I cannot stress enough the gentle warmth of Tischler's voice. In the opening of the syrupy track "Meredith," he gives a succinct but thoughtful account of new parenthood: "You came into the world with those two eyes of shining blue / And I knew right then my world was spinning around you."
All the tracks feature incredible work from mandolinist Greg Pauza and the Gawler Family Band on strings. The background of the album's second song, "Woodbury Road," twangs with folksy flourishes.
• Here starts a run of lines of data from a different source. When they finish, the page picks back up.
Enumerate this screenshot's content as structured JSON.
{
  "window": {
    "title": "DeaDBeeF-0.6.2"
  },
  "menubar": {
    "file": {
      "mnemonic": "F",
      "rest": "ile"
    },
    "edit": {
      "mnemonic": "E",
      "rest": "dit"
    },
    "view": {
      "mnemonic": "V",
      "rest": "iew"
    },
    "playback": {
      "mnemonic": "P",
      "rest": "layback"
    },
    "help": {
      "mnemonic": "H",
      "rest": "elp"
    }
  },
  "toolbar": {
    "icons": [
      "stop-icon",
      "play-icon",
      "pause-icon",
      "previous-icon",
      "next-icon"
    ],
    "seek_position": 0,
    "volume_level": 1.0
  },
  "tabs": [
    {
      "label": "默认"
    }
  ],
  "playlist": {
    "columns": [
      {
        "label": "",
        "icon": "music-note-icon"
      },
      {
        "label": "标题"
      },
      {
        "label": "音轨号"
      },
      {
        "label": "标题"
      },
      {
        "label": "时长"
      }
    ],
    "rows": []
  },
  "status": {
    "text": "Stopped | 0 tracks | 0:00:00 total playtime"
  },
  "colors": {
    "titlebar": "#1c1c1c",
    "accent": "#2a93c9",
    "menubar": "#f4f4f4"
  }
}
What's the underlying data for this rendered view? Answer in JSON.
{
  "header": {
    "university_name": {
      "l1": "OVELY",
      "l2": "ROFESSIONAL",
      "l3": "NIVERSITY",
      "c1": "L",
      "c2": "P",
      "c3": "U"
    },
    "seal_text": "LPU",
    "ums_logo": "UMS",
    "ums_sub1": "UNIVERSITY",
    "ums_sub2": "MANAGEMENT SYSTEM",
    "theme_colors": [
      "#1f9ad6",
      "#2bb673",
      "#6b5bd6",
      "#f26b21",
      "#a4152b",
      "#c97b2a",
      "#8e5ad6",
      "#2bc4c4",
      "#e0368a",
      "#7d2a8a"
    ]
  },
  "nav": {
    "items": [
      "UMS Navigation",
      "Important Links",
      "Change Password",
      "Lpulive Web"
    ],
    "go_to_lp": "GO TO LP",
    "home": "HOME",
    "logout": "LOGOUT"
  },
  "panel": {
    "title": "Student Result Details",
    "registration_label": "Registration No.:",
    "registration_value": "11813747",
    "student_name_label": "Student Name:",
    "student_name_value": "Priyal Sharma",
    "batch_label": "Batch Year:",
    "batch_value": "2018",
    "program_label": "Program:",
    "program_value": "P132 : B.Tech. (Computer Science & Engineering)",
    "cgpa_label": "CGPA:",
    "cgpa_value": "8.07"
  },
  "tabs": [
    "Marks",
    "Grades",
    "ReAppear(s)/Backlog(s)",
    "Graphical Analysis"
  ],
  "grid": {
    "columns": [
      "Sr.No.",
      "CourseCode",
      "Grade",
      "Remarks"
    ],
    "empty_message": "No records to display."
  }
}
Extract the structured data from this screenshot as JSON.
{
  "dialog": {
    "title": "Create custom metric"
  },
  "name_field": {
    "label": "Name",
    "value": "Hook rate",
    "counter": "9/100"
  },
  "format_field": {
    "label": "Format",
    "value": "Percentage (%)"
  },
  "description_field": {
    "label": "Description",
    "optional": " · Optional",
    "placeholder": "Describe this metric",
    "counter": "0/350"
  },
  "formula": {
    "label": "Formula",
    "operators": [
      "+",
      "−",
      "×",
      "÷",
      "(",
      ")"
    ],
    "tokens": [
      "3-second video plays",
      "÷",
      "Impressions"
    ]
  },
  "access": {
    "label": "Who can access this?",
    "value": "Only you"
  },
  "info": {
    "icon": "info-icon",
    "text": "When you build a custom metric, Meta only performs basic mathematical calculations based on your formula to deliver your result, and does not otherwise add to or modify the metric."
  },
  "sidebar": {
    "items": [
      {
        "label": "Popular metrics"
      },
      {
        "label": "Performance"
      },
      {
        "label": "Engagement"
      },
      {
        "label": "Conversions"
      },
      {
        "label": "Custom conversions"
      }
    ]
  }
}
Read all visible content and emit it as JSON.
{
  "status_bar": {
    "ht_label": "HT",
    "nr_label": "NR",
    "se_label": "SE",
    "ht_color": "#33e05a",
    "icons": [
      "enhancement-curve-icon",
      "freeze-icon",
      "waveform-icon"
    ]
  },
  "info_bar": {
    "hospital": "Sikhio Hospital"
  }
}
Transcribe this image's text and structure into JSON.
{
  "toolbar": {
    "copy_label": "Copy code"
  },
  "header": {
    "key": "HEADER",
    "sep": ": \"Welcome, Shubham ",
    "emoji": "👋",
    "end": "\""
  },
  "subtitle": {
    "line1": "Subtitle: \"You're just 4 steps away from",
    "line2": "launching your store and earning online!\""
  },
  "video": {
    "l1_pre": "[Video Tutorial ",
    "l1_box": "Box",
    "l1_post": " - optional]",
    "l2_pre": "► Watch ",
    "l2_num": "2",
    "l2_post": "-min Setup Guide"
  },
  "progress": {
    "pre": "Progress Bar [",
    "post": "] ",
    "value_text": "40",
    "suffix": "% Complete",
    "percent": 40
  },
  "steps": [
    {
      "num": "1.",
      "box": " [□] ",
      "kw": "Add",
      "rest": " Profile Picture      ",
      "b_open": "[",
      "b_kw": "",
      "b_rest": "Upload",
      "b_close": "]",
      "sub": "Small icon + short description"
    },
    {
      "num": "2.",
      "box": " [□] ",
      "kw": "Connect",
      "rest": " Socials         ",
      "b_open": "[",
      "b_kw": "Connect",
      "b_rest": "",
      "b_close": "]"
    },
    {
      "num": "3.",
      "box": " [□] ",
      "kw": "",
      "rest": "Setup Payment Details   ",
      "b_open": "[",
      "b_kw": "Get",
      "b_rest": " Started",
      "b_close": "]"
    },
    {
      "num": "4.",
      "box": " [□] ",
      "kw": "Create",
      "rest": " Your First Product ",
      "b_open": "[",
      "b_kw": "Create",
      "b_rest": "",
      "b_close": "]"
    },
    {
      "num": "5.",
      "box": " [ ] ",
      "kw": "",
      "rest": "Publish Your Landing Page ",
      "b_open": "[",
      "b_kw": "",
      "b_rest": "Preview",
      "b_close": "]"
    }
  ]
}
Simultaneously, there is something lofty and just plain moving in how the orchestra elegantly greets the music's more rustic threads.
In the lyrics of "Woodbury Road," Tischler layers rhymes inside of rhymes in a way that complements a key theme of the song: how memory flits in and out of consciousness. "Still I think of you when the moon is new and the dew is shimmering out of the pines," he sings. "Would you could have stayed like a shining blade to cut away these fears of mine."
The album's final song, "All Will Be Well," has an old-time Woody Guthrie folk sound. Simple in its legato optimism, the chant matter-of-factly confronts the mess of reality — and finds beauty in the heart's resilience.
Across the Waking Skies is available at ethanstokestischler.com.